La saga des Grands-Augustins
Cette histoire dans laquelle l’intérêt général est mis à mal par des appétits particuliers dans un certain milieu judiciaire et administratif, sous l’œil complaisant de quelques édiles, relate l’un des plus importants scandales de notre époque dans le domaine du patrimoine. Les acteurs de ce roman original et palpitant, écrit comme un thriller, gravitent autour du célèbre Grenier des Grands-Augustins dans le 6e arrondissement de Paris, ancien atelier de Picasso, où il peignit notamment Guernica.
Ouvrage écrit par un collectif de romanciers, historiens et juristes.

La légende de Chang Er
Après avoir lu La légende de Chang Er, deux jeunes enfants, frère et sœur, deviennent littéralement envoûtés par l’étonnante histoire de Chang Er, déesse chinoise prisonnière de la lune. Devenus adultes, ils n’ont de cesse de trouver un moyen pour aller la délivrer. Basé sur une très ancienne légende chinoise, ce conte fantastique est écrit en français par une écrivaine chinoise, XING Xiaozhou.

C’est à ça qu’on les reconnait…
L’auteur, Tonton Casa (pseudonyme d’Alain Casabona, Grand Chancelier de l’Académie Alphonse Allais), se place sur le terrain de l’absurde, en déclinant moult phrases et postures se situant dans le sillage de la réplique culte d’Audiard: « Les cons ça ose tout, c’est à ça qu’on les reconnait ». Tonton Casa flingue sans états d’âme. Particularité de l’ouvrage : il est fait aussi appel à d’autres plumitifs qui sont priés – règle du jeu imposée – de manier aussi l’autocritique.

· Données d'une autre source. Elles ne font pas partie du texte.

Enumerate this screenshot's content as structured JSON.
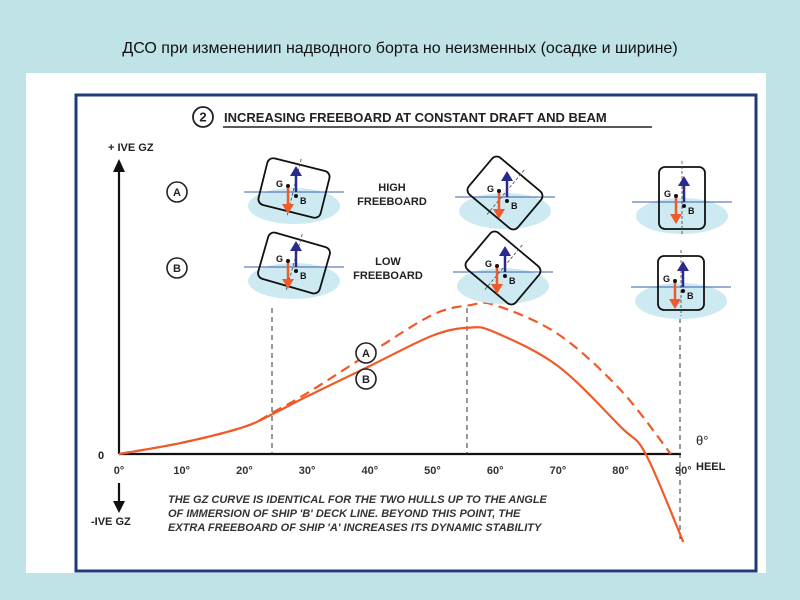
{
  "slide_title": "ДСО при изменениип надводного борта но неизменных (осадке и ширине)",
  "diagram": {
    "number": "2",
    "heading": "INCREASING FREEBOARD AT CONSTANT DRAFT AND BEAM",
    "y_axis_positive": "+ IVE GZ",
    "y_axis_negative": "-IVE GZ",
    "y_zero": "0",
    "x_axis_symbol": "θ°",
    "x_axis_label": "HEEL",
    "ticks": [
      "0°",
      "10°",
      "20°",
      "30°",
      "40°",
      "50°",
      "60°",
      "70°",
      "80°",
      "90°"
    ],
    "row_a": {
      "badge": "A",
      "label_line1": "HIGH",
      "label_line2": "FREEBOARD"
    },
    "row_b": {
      "badge": "B",
      "label_line1": "LOW",
      "label_line2": "FREEBOARD"
    },
    "curve_a_badge": "A",
    "curve_b_badge": "B",
    "ship_label_g": "G",
    "ship_label_b": "B",
    "note_lines": [
      "THE GZ CURVE IS IDENTICAL FOR THE TWO HULLS UP TO THE ANGLE",
      "OF IMMERSION OF SHIP 'B' DECK LINE. BEYOND THIS POINT, THE",
      "EXTRA FREEBOARD OF SHIP 'A' INCREASES ITS DYNAMIC STABILITY"
    ],
    "colors": {
      "curve": "#f05a28",
      "weight_arrow": "#f05a28",
      "buoyancy_arrow": "#2a2a8c",
      "water": "#cde9f2"
    }
  },
  "chart_data": {
    "type": "line",
    "x_unit": "degrees",
    "xlim": [
      0,
      90
    ],
    "series": [
      {
        "name": "A",
        "style": "dashed",
        "x": [
          0,
          10,
          20,
          25,
          30,
          40,
          50,
          56,
          60,
          70,
          80,
          88
        ],
        "y": [
          0,
          0.07,
          0.17,
          0.27,
          0.38,
          0.63,
          0.87,
          0.93,
          0.93,
          0.75,
          0.4,
          0
        ]
      },
      {
        "name": "B",
        "style": "solid",
        "x": [
          0,
          10,
          20,
          25,
          30,
          40,
          50,
          56,
          60,
          70,
          80,
          84,
          90
        ],
        "y": [
          0,
          0.07,
          0.17,
          0.26,
          0.36,
          0.55,
          0.74,
          0.79,
          0.76,
          0.55,
          0.17,
          0,
          -0.55
        ]
      }
    ],
    "reference_lines_deg": [
      25,
      56,
      89
    ]
  }
}
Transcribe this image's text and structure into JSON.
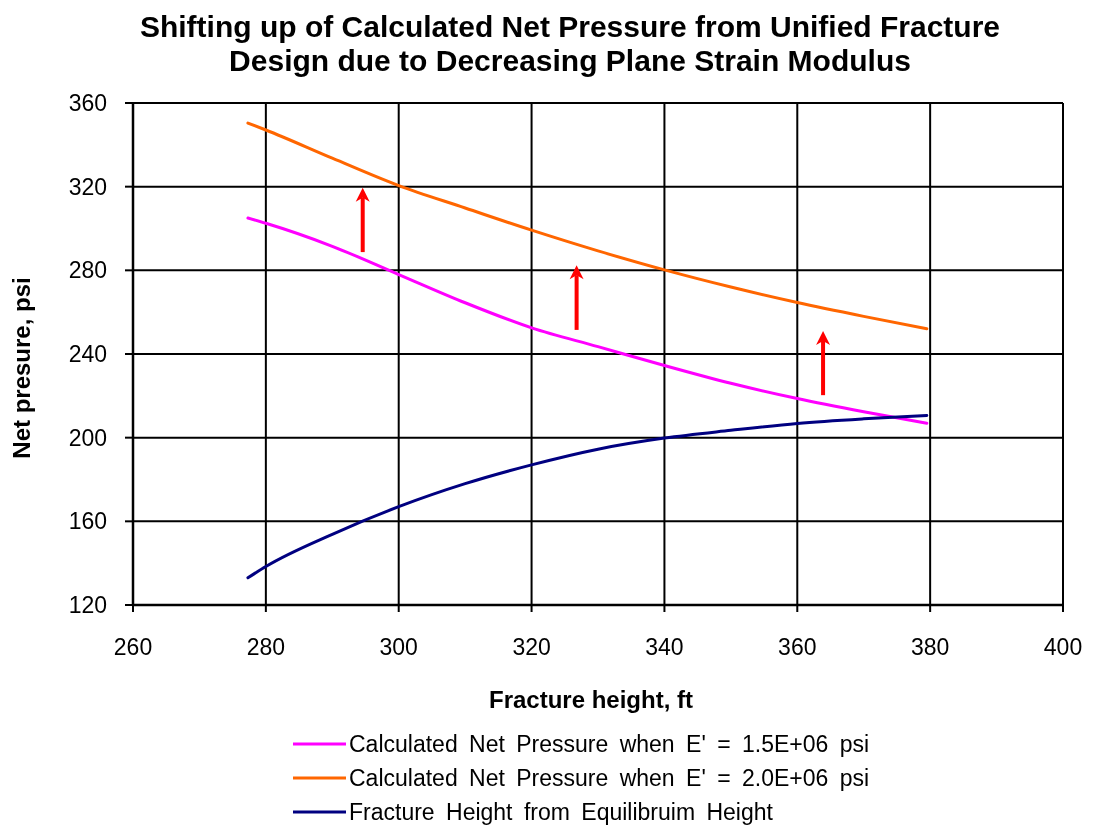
{
  "chart_data": {
    "type": "line",
    "title": "Shifting up of Calculated Net Pressure from Unified Fracture Design due to Decreasing Plane Strain Modulus",
    "xlabel": "Fracture height, ft",
    "ylabel": "Net presure, psi",
    "xlim": [
      260,
      400
    ],
    "ylim": [
      120,
      360
    ],
    "xticks": [
      260,
      280,
      300,
      320,
      340,
      360,
      380,
      400
    ],
    "yticks": [
      120,
      160,
      200,
      240,
      280,
      320,
      360
    ],
    "grid": true,
    "legend": "bottom",
    "marker": "none",
    "line_style": "solid",
    "series": [
      {
        "name": "Calculated Net Pressure when E' = 1.5E+06 psi",
        "color": "#ff00ff",
        "x": [
          277.3,
          280,
          290,
          300,
          310,
          320,
          330,
          340,
          350,
          360,
          370,
          379.5
        ],
        "values": [
          305,
          302.5,
          291.5,
          278,
          264.5,
          252.5,
          243.5,
          234.5,
          226,
          218.7,
          212.4,
          206.9
        ]
      },
      {
        "name": "Calculated Net Pressure when E' = 2.0E+06 psi",
        "color": "#ff6600",
        "x": [
          277.3,
          280,
          290,
          300,
          310,
          320,
          330,
          340,
          350,
          360,
          370,
          379.5
        ],
        "values": [
          350.4,
          347.1,
          333.6,
          320.5,
          309.8,
          299.2,
          289.3,
          280.2,
          272,
          264.6,
          258,
          252.1
        ]
      },
      {
        "name": "Fracture Height from Equilibruim Height",
        "color": "#000080",
        "x": [
          277.3,
          280,
          290,
          300,
          310,
          320,
          330,
          340,
          350,
          360,
          370,
          379.5
        ],
        "values": [
          133,
          138.4,
          153.8,
          167,
          178,
          187,
          194.5,
          199.8,
          203.5,
          206.8,
          209,
          210.6
        ]
      }
    ]
  }
}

Le chêne, l’olivier et le lion de sable et d’or
Une fresque familiale où un personnage extraordinaire – un aventurier qui quitte sa femme à l’âge de 39 ans pour la retrouver 40 ans plus tard – constitue le fil rouge du destin de plusieurs familles vivant aux 19e et 20e siècles entre la Belgique et le Nord de la France. Une trilogie dont le premier volume s’intitule Julie. Par une écrivaine française aux origines flamandes, Colette HOORNAERT.